Oggi in Puglia si registrano 5.314 nuovi casi di contagio da Coronavirus su 12.041 test analizzati nelle ultime 24 ore per una incidenza del 44,13% (ieri era del 24,2%). I decessi sono stati sette. I nuovi casi sono stati individuati nelle province di Bari (1.621), Bat (468), Brindisi (517), Foggia (716), Lecce (1.109), Taranto (775). Sono residenti fuori regione altre 88 persone risultate positive in Puglia, mentre per altri 20 casi la provincia è in corso di definizione. Delle 46.805 persone attualmente positive 314 sono ricoverate in area non critica (ieri 229) e 14 in terapia intensiva (ieri 12). 

Vaccinazioni, quarta dose resta tra le più basse

In Puglia, dal 22 al 28 giugno, cresciuta solo dell'1,5% la copertura vaccinale con quarta dose tra le persone immunocompromesse, salendo al 31,2% sotto la media nazionale pari al 42%. Lo rileva il monitoraggio della fondazione Gimbe. Anche tra gli over 80, ospiti Rsa e fragili nella fascia di età 60-79 anni l'incremento è basso, solamente dello 0,7% rispetto a una settimana fa. La copertura, infatti, è passata dal 9,3 al 10% contro una media nazionale del 20,1%. La percentuale di popolazione over 5 anni che non ha ricevuto nessuna dose di vaccino in Puglia è pari al 5,7%, mentre la media italiana è del 7%). Infine, la percentuale di popolazione over 5 anni pugliese che non ha ricevuto la terza dose di vaccino è pari a 10,4%, media Italia 11,6%.

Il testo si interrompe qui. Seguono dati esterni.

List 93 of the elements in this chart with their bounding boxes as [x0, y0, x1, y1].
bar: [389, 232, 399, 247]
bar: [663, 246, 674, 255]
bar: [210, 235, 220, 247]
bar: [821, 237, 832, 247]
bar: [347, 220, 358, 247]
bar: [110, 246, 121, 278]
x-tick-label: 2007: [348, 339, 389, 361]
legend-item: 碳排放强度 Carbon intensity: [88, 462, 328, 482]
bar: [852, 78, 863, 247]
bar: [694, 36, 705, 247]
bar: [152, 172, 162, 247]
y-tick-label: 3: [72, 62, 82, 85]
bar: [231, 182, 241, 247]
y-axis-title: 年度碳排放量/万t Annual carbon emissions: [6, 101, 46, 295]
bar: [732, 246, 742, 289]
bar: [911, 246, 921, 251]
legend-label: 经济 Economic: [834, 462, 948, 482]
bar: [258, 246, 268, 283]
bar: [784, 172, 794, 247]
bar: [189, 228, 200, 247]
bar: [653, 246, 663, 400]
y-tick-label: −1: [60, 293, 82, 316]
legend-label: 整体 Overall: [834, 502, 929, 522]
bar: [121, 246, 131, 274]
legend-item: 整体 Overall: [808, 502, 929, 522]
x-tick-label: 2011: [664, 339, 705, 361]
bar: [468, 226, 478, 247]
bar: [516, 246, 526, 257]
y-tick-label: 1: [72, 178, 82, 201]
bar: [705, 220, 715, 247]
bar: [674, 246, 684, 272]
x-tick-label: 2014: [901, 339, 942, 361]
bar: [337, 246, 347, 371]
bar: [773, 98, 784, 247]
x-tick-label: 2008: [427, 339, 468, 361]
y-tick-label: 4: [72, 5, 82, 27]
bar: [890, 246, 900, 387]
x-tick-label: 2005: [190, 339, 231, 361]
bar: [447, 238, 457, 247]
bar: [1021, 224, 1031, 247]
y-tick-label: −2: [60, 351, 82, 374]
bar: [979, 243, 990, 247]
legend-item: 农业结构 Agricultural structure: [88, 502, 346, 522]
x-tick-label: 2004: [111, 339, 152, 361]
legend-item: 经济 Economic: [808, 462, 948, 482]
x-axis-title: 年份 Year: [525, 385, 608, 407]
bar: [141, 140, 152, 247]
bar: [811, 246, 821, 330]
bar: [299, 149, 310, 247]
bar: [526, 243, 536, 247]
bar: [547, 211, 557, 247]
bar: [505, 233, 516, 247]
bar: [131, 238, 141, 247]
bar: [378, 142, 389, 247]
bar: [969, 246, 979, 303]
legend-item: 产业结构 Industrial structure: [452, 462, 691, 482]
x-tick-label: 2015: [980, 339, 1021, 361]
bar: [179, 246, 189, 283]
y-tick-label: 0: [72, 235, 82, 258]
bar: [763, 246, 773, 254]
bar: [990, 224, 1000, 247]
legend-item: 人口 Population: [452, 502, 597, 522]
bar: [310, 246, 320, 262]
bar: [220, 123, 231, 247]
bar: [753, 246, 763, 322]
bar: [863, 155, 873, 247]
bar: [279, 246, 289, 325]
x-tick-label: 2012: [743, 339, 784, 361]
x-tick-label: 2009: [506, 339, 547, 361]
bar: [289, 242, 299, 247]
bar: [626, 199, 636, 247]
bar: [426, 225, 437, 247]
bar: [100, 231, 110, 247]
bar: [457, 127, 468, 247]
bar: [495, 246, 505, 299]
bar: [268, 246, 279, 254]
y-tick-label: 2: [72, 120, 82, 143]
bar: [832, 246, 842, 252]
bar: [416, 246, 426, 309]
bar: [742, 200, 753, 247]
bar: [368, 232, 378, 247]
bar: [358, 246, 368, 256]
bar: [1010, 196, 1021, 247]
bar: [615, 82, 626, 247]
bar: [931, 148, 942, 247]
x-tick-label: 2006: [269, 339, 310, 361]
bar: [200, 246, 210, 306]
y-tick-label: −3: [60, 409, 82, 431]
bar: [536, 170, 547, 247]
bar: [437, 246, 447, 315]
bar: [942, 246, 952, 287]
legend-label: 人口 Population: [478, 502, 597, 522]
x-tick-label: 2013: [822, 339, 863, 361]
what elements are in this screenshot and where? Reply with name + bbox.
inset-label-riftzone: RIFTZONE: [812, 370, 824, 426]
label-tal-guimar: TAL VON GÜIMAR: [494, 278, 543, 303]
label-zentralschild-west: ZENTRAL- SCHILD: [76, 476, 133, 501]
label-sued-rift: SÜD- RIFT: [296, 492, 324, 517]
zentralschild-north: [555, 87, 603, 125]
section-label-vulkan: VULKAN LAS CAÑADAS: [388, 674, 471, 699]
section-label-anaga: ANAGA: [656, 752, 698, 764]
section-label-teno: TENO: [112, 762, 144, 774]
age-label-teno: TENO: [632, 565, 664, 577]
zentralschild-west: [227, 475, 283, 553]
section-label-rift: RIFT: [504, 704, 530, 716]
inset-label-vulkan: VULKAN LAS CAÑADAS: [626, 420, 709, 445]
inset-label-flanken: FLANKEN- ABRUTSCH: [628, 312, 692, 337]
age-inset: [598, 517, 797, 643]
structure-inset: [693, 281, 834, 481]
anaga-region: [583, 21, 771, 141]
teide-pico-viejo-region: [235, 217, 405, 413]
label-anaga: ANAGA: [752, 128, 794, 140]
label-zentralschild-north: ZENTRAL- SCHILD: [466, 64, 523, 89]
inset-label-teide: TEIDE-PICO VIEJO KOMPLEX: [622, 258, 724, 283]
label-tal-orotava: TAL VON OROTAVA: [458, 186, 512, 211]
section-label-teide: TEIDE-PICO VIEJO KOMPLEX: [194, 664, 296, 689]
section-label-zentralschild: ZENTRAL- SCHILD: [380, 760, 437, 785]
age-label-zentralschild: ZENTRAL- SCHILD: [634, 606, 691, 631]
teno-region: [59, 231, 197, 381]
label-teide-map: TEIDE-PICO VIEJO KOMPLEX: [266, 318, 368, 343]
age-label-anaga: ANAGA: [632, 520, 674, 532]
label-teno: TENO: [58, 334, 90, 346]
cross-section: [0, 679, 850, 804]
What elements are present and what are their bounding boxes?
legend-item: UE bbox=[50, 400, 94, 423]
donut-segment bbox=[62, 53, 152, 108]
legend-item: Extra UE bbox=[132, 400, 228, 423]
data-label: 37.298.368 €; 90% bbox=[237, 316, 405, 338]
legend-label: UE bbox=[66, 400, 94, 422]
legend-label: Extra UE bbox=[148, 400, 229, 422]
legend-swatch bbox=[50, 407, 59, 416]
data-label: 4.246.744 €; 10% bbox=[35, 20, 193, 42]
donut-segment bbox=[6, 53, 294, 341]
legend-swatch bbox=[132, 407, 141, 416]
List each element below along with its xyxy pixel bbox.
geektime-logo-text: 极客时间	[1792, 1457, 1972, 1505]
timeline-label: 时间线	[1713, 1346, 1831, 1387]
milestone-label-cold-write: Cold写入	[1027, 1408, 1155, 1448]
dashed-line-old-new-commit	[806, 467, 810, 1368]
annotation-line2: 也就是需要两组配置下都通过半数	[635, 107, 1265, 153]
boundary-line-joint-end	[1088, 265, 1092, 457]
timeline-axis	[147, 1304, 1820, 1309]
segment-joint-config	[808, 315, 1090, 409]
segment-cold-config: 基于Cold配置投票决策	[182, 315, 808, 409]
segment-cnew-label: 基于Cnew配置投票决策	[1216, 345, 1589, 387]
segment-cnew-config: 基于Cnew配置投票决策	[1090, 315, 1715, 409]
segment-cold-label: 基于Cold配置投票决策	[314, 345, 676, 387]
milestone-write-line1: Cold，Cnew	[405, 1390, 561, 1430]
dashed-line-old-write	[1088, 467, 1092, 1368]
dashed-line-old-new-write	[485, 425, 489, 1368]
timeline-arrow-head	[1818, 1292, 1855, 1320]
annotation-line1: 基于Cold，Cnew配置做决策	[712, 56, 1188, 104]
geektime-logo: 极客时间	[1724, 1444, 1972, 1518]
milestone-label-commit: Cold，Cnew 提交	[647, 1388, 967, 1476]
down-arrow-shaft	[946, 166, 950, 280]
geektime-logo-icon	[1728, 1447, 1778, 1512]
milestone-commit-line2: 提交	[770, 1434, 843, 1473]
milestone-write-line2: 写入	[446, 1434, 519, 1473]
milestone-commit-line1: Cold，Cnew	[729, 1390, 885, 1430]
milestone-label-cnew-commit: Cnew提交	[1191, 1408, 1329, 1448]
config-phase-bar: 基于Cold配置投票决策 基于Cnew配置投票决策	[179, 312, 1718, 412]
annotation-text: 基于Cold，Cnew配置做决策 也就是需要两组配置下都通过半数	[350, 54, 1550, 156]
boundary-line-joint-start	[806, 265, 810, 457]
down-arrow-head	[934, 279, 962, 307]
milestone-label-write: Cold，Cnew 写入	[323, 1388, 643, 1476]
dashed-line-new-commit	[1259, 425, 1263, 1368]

Lopalco: errore della regione chiudere le Usca

«Dismettere le Unità speciali di continuità assistenziale (Usca) è stata una pessima idea. Lo avevo detto a fine aprile con un'interrogazione purtroppo rimasta ancora senza risposta, torno a farlo oggi». È la critica mossa da Pierluigi Lopalco, capogruppo del gruppo Misto in Consiglio regionale pugliese ed ex assessore, alla giunta Emiliano. «Leggi e regolamenti - dice - permettevano di tenere in piedi questo servizio fino al giugno 2022. Ciononostante, abbiamo assistito in queste settimane alla progressiva dismissione di queste Unità che in questi due anni si sono rivelate fondamentali sia dal punto di vista dell'efficacia che della tempestività dell'assistenza offerta ai cittadini. Ragioni di budget. Legittimo». «Meno legittimo - prosegue - è compiere questa scelta in un momento in cui, anche in Puglia così come nel resto d'Italia, i contagi da Covid 19 sono tornati a crescere e con l'ondata di calore e le crisi ataviche di personale nei nostri reparti di emergenza-urgenza, la mancanza di questo servizio si farà sentire, eccome. Chi diceva che l'errore più grande che avremmo potuto fare dopo la pandemia sarebbe stato dimenticarne la lezione, aveva ragione. Le Usca costavano troppo? Se ne poteva rivedere il modello, per esempio rimodellandole con un solo medico, o affiancandole con team di infermieri esperti dotati di attrezzature di telemedicina».